Masked-Language Modeling With BERT

What is BERT?

BERT (Bidirectional Encoder Representations from Transformers) is a transformer-based method of learning language representations. It is a bidirectional transformer pre-trained model developed using a combination of two tasks namely: masked language modeling objective and next sentence prediction on a large corpus.

Through Pytorch-transformers we can use Bert’s pre-trained language model for predicting missing words. We can also finetune Bert’s pre-trained language model to fit our task and then use that model to gain some improvements.
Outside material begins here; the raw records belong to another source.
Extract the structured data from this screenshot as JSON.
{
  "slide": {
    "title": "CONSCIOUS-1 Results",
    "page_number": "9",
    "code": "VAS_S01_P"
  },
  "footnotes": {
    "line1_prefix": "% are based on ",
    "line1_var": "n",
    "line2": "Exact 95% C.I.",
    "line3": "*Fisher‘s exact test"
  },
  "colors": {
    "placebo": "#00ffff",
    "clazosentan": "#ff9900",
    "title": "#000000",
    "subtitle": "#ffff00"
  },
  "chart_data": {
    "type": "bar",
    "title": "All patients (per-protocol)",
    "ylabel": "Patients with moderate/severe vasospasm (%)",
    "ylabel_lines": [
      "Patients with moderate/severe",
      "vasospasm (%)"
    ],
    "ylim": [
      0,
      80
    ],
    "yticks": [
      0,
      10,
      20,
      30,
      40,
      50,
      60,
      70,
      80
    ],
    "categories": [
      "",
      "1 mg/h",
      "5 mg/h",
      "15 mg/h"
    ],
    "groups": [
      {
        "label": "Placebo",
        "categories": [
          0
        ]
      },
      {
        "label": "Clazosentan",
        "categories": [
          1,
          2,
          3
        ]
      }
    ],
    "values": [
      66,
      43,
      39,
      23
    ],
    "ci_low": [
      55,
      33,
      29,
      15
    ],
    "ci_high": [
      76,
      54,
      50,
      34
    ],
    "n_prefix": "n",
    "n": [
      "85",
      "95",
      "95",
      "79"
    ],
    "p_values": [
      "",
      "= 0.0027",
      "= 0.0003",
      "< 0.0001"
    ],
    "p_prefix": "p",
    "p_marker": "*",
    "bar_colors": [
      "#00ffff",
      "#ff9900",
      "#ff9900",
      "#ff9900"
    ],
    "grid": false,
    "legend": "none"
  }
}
What is the purpose of this project?

In this project, I recognized verbs in sentences and then other verbs were predicted by Bert, which they could be replaced in that position of sentences. I created 6 levels for prediction and Chose best options for selecting to show in site.

e.g.

sample

Masked-Language Modeling With BERT

Two ways were implemented by Bert and we figure out almost same result for using directly bert model and finetuned language model because our dataset was written in English.

If our data is different than the data used for pretraining, the results would not be that satisfactory. Consider for example if we have a mix of Persian and English language data and we are using a pre-trained model trained on Wikipedia, it would lead to bad results. In that scenario, we need to fine-tune our language model. But, if we have English dataset we do not need finetune our model.